Reporting from Asia, Africa, Europe, Latin America, and North America, scholars confront the realities of higher education and the future of its public and private agenda. Their perspective illuminates the trajectory of education in the twenty-first century and the continuing importance of the university's public mission. Contributors focus on the research university and its effort to create new knowledge. They examine the implications of different administrative and policy decisions and the significance of various approaches to assessment and evaluation. Essays track the shifting relationship between public and private goods and purposes, such as whether student access should award individual achievement or function as an investment in social contribution, or whether scientific research should be treated as private intellectual property or as an open-access resource. Is it right for a university to serve the economic interests of private corporations, and if so, what are the limits of beneficiary pay? Instead of reducing these questions to elements of good and bad, this anthology empirically assesses how they play out in practice and sets a new standard for research on global institutional policy.
Synopsis
Higher education can be a vital public good, providing opportunities for students, informed citizens for democracy, and knowledge to improve the human condition. Yet public investment in universities is widely being cut, often because public purposes are neglected while private benefits dominate. In this collection, international scholars confront the realities of higher education and the future of its public and private agenda. Their perspectives illuminate the trajectory of education in the twenty-first century and the continuing importance of the university's public mission.

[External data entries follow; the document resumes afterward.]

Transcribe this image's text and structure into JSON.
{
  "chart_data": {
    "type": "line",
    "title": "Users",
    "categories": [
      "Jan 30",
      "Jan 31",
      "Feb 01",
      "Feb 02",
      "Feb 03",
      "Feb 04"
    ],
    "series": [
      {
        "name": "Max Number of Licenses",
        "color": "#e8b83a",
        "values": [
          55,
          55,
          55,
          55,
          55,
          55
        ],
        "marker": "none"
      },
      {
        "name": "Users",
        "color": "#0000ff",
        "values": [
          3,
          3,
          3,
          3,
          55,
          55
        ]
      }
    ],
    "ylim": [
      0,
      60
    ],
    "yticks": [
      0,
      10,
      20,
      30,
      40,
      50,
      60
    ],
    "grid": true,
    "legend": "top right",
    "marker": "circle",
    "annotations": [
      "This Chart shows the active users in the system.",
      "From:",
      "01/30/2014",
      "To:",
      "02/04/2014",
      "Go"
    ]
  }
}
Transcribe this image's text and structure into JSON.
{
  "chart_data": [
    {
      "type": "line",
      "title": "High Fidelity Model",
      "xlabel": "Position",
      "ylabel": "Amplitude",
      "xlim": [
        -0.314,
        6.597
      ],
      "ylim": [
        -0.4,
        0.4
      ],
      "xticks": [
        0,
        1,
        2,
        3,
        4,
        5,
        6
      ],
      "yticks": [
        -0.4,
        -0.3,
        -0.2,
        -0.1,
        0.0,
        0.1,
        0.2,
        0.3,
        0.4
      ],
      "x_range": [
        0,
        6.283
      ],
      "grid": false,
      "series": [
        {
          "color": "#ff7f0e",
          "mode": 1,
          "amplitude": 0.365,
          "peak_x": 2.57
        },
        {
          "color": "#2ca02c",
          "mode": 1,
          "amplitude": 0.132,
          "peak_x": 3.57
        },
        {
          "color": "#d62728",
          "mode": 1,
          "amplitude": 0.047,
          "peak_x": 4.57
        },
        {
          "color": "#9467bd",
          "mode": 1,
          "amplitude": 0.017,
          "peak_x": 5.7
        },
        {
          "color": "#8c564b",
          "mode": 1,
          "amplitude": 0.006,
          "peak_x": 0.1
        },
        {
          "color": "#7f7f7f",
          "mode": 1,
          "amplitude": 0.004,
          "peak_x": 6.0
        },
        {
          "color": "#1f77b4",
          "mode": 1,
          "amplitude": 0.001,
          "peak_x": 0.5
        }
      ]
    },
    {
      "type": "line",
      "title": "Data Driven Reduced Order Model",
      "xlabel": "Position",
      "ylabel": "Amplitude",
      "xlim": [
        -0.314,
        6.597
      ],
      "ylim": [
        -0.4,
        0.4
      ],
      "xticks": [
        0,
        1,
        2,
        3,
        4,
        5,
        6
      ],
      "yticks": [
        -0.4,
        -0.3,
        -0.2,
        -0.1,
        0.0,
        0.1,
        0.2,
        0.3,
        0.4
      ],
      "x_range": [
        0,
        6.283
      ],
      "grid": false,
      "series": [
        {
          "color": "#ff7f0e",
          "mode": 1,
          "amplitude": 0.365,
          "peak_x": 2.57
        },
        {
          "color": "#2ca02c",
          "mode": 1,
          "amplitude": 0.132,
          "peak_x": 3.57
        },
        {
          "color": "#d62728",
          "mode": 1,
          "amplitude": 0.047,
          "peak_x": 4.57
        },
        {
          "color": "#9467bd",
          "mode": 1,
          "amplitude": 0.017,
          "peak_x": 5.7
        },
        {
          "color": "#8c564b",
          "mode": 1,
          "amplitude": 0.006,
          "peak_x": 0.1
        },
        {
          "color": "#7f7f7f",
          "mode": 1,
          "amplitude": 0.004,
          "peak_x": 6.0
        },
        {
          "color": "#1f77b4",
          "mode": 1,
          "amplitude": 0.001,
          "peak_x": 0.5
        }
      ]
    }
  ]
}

Reporting from Asia, Africa, Europe, Latin America, and North America, these scholars look at the different ways universities struggle to serve public and private agendas. Contributors examine the implications of changes in funding sources as well as amounts, different administrative and policy decisions, and the significance of various approaches to assessment and evaluation. They ask whether wider student access has in fact resulted in social mobility, whether more scientific research can be treated as an open-access resource, how changes in academic publishing change access to knowledge, and whether universities get full value from research sold to private corporations. At the same time, these chapters capture the confusion in the university sector over explaining academic work to a broader public and prioritizing its multiple purposes. Authors examine these practical challenges and the implications of different approaches in different contexts.